Di dalam bab sebelumnya, Mrs. Dashwood sepertinya baik.- baik saja dengan hubungan yang dimiliki oleh Elinor dan Edward. Namun, semua itu berubah secara drastis di dalam bab ini. Mrs. Dashwood mulai tak menyukai hubungan mereka dan sudah terdapat beberapa konflik yang sangat menganggu Mrs. Dashwood. Namun, Mrs. Dashwood ingin menjaga perasaan Elinor maka ia tetap mendukung hubungan yang dimiliki oleh Elinor dan juga Edward. Bab ini diakhiri dengan situasi baru yang dibawa oleh penulis kepada para pembaca, dimana Mrs.
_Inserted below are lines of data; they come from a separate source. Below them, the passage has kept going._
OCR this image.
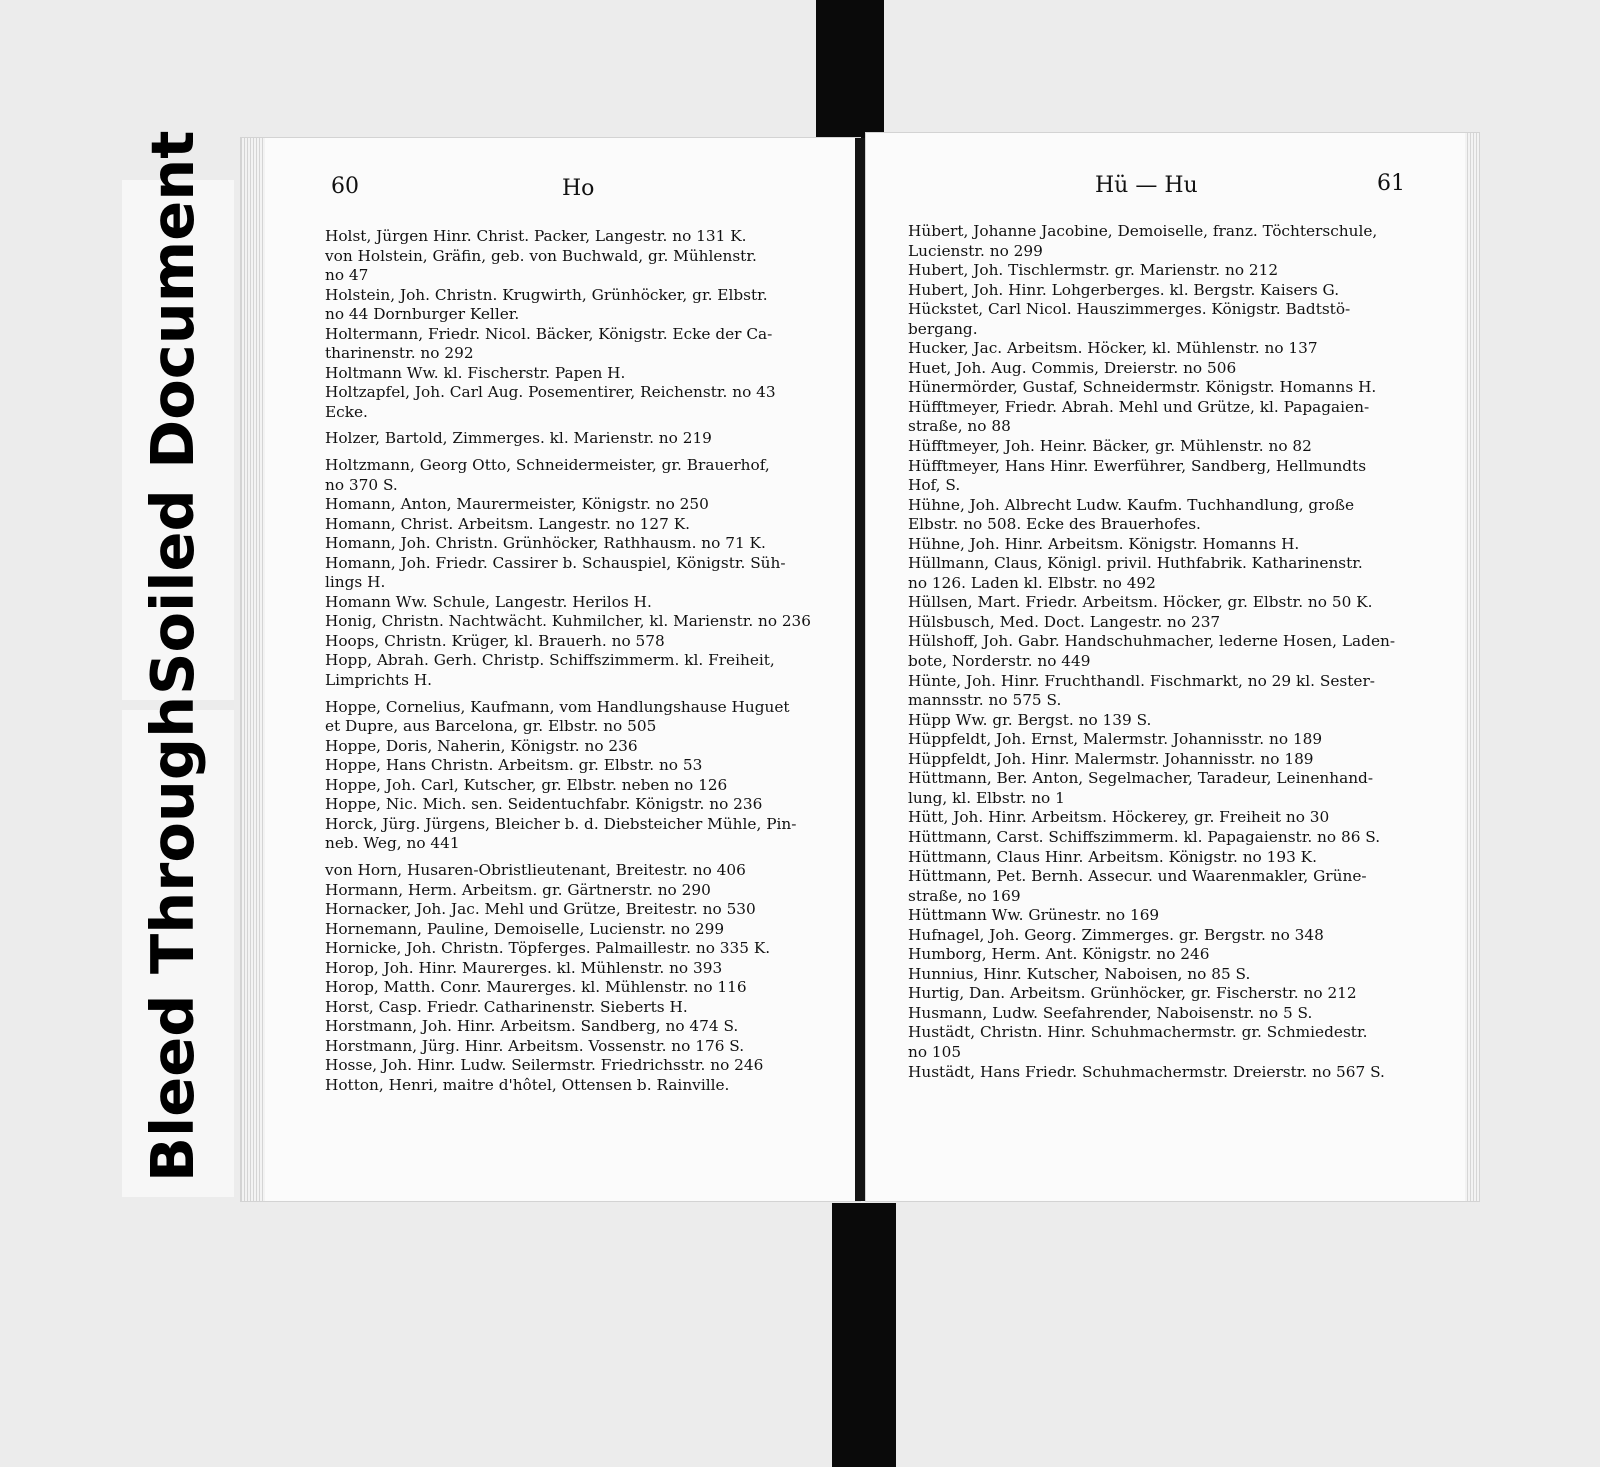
Soiled Document
Bleed Through
60	Ho
Holst, Jürgen Hinr. Christ. Packer, Langestr. no 131 K.
von Holstein, Gräfin, geb. von Buchwald, gr. Mühlenstr.
no 47
Holstein, Joh. Christn. Krugwirth, Grünhöcker, gr. Elbstr.
no 44 Dornburger Keller.
Holtermann, Friedr. Nicol. Bäcker, Königstr. Ecke der Ca-
tharinenstr. no 292
Holtmann Ww. kl. Fischerstr. Papen H.
Holtzapfel, Joh. Carl Aug. Posementirer, Reichenstr. no 43
Ecke.
Holzer, Bartold, Zimmerges. kl. Marienstr. no 219
Holtzmann, Georg Otto, Schneidermeister, gr. Brauerhof,
no 370 S.
Homann, Anton, Maurermeister, Königstr. no 250
Homann, Christ. Arbeitsm. Langestr. no 127 K.
Homann, Joh. Christn. Grünhöcker, Rathhausm. no 71 K.
Homann, Joh. Friedr. Cassirer b. Schauspiel, Königstr. Süh-
lings H.
Homann Ww. Schule, Langestr. Herilos H.
Honig, Christn. Nachtwächt. Kuhmilcher, kl. Marienstr. no 236
Hoops, Christn. Krüger, kl. Brauerh. no 578
Hopp, Abrah. Gerh. Christp. Schiffszimmerm. kl. Freiheit,
Limprichts H.
Hoppe, Cornelius, Kaufmann, vom Handlungshause Huguet
et Dupre, aus Barcelona, gr. Elbstr. no 505
Hoppe, Doris, Naherin, Königstr. no 236
Hoppe, Hans Christn. Arbeitsm. gr. Elbstr. no 53
Hoppe, Joh. Carl, Kutscher, gr. Elbstr. neben no 126
Hoppe, Nic. Mich. sen. Seidentuchfabr. Königstr. no 236
Horck, Jürg. Jürgens, Bleicher b. d. Diebsteicher Mühle, Pin-
neb. Weg, no 441
von Horn, Husaren-Obristlieutenant, Breitestr. no 406
Hormann, Herm. Arbeitsm. gr. Gärtnerstr. no 290
Hornacker, Joh. Jac. Mehl und Grütze, Breitestr. no 530
Hornemann, Pauline, Demoiselle, Lucienstr. no 299
Hornicke, Joh. Christn. Töpferges. Palmaillestr. no 335 K.
Horop, Joh. Hinr. Maurerges. kl. Mühlenstr. no 393
Horop, Matth. Conr. Maurerges. kl. Mühlenstr. no 116
Horst, Casp. Friedr. Catharinenstr. Sieberts H.
Horstmann, Joh. Hinr. Arbeitsm. Sandberg, no 474 S.
Horstmann, Jürg. Hinr. Arbeitsm. Vossenstr. no 176 S.
Hosse, Joh. Hinr. Ludw. Seilermstr. Friedrichsstr. no 246
Hotton, Henri, maitre d'hôtel, Ottensen b. Rainville.
Hü — Hu	61
Hübert, Johanne Jacobine, Demoiselle, franz. Töchterschule,
Lucienstr. no 299
Hubert, Joh. Tischlermstr. gr. Marienstr. no 212
Hubert, Joh. Hinr. Lohgerberges. kl. Bergstr. Kaisers G.
Hückstet, Carl Nicol. Hauszimmerges. Königstr. Badtstö-
bergang.
Hucker, Jac. Arbeitsm. Höcker, kl. Mühlenstr. no 137
Huet, Joh. Aug. Commis, Dreierstr. no 506
Hünermörder, Gustaf, Schneidermstr. Königstr. Homanns H.
Hüfftmeyer, Friedr. Abrah. Mehl und Grütze, kl. Papagaien-
straße, no 88
Hüfftmeyer, Joh. Heinr. Bäcker, gr. Mühlenstr. no 82
Hüfftmeyer, Hans Hinr. Ewerführer, Sandberg, Hellmundts
Hof, S.
Hühne, Joh. Albrecht Ludw. Kaufm. Tuchhandlung, große
Elbstr. no 508. Ecke des Brauerhofes.
Hühne, Joh. Hinr. Arbeitsm. Königstr. Homanns H.
Hüllmann, Claus, Königl. privil. Huthfabrik. Katharinenstr.
no 126. Laden kl. Elbstr. no 492
Hüllsen, Mart. Friedr. Arbeitsm. Höcker, gr. Elbstr. no 50 K.
Hülsbusch, Med. Doct. Langestr. no 237
Hülshoff, Joh. Gabr. Handschuhmacher, lederne Hosen, Laden-
bote, Norderstr. no 449
Hünte, Joh. Hinr. Fruchthandl. Fischmarkt, no 29 kl. Sester-
mannsstr. no 575 S.
Hüpp Ww. gr. Bergst. no 139 S.
Hüppfeldt, Joh. Ernst, Malermstr. Johannisstr. no 189
Hüppfeldt, Joh. Hinr. Malermstr. Johannisstr. no 189
Hüttmann, Ber. Anton, Segelmacher, Taradeur, Leinenhand-
lung, kl. Elbstr. no 1
Hütt, Joh. Hinr. Arbeitsm. Höckerey, gr. Freiheit no 30
Hüttmann, Carst. Schiffszimmerm. kl. Papagaienstr. no 86 S.
Hüttmann, Claus Hinr. Arbeitsm. Königstr. no 193 K.
Hüttmann, Pet. Bernh. Assecur. und Waarenmakler, Grüne-
straße, no 169
Hüttmann Ww. Grünestr. no 169
Hufnagel, Joh. Georg. Zimmerges. gr. Bergstr. no 348
Humborg, Herm. Ant. Königstr. no 246
Hunnius, Hinr. Kutscher, Naboisen, no 85 S.
Hurtig, Dan. Arbeitsm. Grünhöcker, gr. Fischerstr. no 212
Husmann, Ludw. Seefahrender, Naboisenstr. no 5 S.
Hustädt, Christn. Hinr. Schuhmachermstr. gr. Schmiedestr.
no 105
Hustädt, Hans Friedr. Schuhmachermstr. Dreierstr. no 567 S.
Dashwood yang sebenarnya sudah tak tahan untuk tinggal bersama Mrs. John Dashwood akhirnya menerima tawaran oleh salah satu saudaranya, Sir Middleton untuk tinggal di sebuah rumah mungil di Barton. Namun, sejauh ini, tokoh Mr. John Dashwood belum di munculkan lagi dan para pembaca termasuk saya tentunya sangat penasaran akan Mr. John Dashwood.


Bab 5
Yang saya sebutkan di bab sebelumnya, dimana para pembaca penasaran akan keberadaan Mr. John Dashwood telah terjawab di dalam bab ini. Di bab ini lah Mr. John Dashwood muncul lagi, disaat Mrs. Dashwood selaku ibu tirinya pindah ke Barton, Devonshire. Dengan mengenal sifat - sifat yang dimiliki oleh Mrs. John Dashwood dari bab - bab sebelumnya, hal yang akan dilakukannya saat mengetahui akan keluarnya Mrs. Dashwood dari Norland bukanlah suatu misteri. Sangat mudah ditebak untuk para pembaca, termasuk saya. Dengan segala kepelitan dan juga kelicikan yang ada di dalam pikiran Mrs. Josh Dashwood terhadap Mrs. Dashwood, ia merasa sangat senang saat mengetahui jika Mrs. Dashwood akan pindah dari rumah mereka di Norland. 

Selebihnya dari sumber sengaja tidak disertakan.